Plumfield, Iraq Goes Straight To The Heart
by Tracy Bueno


It’s been a while since I’ve watched a play, but Plumfield, Iraq is like a movie, sans the special effects. What’s interesting about this play is the difficulty of overcoming violent aspects of war on one’s psyche that he or she just can’t shake off.

Plumfield, Iraq, presented by UCSB’s Theater and Dance Department, made its world premiere on Friday, May 16, at Hatlen Theatre, with more showings throughout the end of this month. Written by Barbara Lebow, a Michael Douglas Visiting Artist, and directed by faculty member Risa Brainin, it tells the story of two friends signing up for the Army, leaving everything and everyone behind.

The play opens with a group of soldiers running and chanting miles away overseas, and shifts over to a group of lifelong friends living in the small community of Plumfield, Washington. Cam Fletcher (Brennan Kelleher) comes back into town after President Bush deemed the war in Iraq over in May 2003, saying “Mission accomplished!” He then convinces his best friend Mike Herren (Charlie Faith, who reminds me of a dramatic Shia LaBeouf that totally blew me away) to join him in the Army, telling him they will stay together, no matter what happens. Surrounded by a series of shades going up and down like Rear Window in the opening credits, and video footage of what happens over the next months, what Mike and Cam don’t know is that going to Iraq will change their lives and their friends forever. Cam must leave his girlfriend Lorraine (Amy Gumenick), whom he later marries and has a daughter with, as well as his sister Marianne (Christy Escobar). Mike, meanwhile, must leave his budding relationship with Beth (Brytni Sarpy), as well as his family to a place where he must fend for himself.
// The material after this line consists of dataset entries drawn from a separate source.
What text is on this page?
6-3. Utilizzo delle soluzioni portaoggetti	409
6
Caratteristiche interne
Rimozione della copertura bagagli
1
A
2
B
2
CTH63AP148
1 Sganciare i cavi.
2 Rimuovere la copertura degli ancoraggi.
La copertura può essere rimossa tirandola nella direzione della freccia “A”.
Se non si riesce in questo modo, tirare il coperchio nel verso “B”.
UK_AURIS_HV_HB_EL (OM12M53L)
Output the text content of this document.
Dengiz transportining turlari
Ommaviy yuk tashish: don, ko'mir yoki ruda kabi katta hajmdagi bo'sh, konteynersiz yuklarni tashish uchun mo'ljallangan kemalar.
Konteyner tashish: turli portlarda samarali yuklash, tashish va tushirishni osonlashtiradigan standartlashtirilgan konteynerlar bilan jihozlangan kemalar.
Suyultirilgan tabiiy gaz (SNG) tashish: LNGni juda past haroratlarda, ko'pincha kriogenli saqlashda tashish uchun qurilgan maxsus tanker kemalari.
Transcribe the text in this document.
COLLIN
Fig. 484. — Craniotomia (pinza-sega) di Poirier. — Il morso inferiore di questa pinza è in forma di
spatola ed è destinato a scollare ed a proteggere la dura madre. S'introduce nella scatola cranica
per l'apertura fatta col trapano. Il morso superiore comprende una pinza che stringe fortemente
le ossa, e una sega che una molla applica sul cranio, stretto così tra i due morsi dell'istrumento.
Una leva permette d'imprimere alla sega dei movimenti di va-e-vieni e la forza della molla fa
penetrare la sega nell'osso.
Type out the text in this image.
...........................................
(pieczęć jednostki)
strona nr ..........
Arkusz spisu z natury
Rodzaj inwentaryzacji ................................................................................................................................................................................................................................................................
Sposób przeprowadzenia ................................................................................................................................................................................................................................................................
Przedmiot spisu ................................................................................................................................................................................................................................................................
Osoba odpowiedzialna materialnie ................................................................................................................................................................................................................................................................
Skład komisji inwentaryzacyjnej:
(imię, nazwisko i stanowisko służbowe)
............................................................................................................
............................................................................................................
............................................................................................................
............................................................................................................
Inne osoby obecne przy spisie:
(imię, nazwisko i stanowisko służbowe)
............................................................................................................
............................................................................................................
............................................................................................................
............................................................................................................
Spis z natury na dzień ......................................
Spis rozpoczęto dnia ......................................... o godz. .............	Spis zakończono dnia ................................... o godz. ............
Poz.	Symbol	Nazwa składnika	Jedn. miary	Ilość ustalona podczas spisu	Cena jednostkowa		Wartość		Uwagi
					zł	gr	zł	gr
Set off by acapella songs performed by The Plummers, a fictional group that includes Cam, Mike and their friends, the mission of becoming heroes is interrupted when Cam looks at a piano, which is important for Mike as a musician. When Cam starts playing, he is suddenly killed in a blast, sending Mike into complete shock. From that point on, Mike is no longer the same person, going into a state of confusion and loneliness.

As an actor, Faith is convincing with the challenge of playing a soldier who can’t seem to move on and carries the traumatic events when he comes back to Plumfield. One of the most poignant scenes is when Lorraine shows him pictures of his niece growing up, as well as video footage of his friends and overseas, which causes him to isolate himself from society. He doesn’t want anyone to help him and feels accountable for Cam’s death.

While looking at the program, which contains a timeline of “Operation Iraqi Freedom,” the current death toll of U.S. soldiers since the war began in 2003 is 4,060, according to USA Today. To me that is shocking. There aren’t enough news stories covering how soldiers make the transition to normal life, and how hard it is to overcome days of fighting in a unknown place. Even though many people do not want to talk about the war, the fact that it is affecting troops is true.

The cast is amazingly talented, especially in exhibiting the emotions of their characters. The person who really stole the show was Faith himself as he demonstrated the many facets of his character, especially in the psychiatrist scene. When the doctor (played by Escobar) tells him about what happened, he screams so loud even I jumped, and perhaps the audience did too. The guilt, anger and pain of being the only one alive without his friend, makes the audience wonder whether he’ll go down further, or whether the worst will happen. Mike eventually realizes that he can slowly move on with life when he acknowledges everyone for trying to help him out in difficult times in a video. He packs up his things, puts on an army cap, and takes off to return where he started, leaving a red jacket and a tape recorder filled with Cam’s voice leading to the Plummers singing the last song.

There were parts where the play was incredibly sad, and I became teary-eyed at the after effects of war on everyone, especially young people stationed to go into battle. Mike leaving Plumfield for Iraq meant he was going back to the neverending journey that many troops must deal with.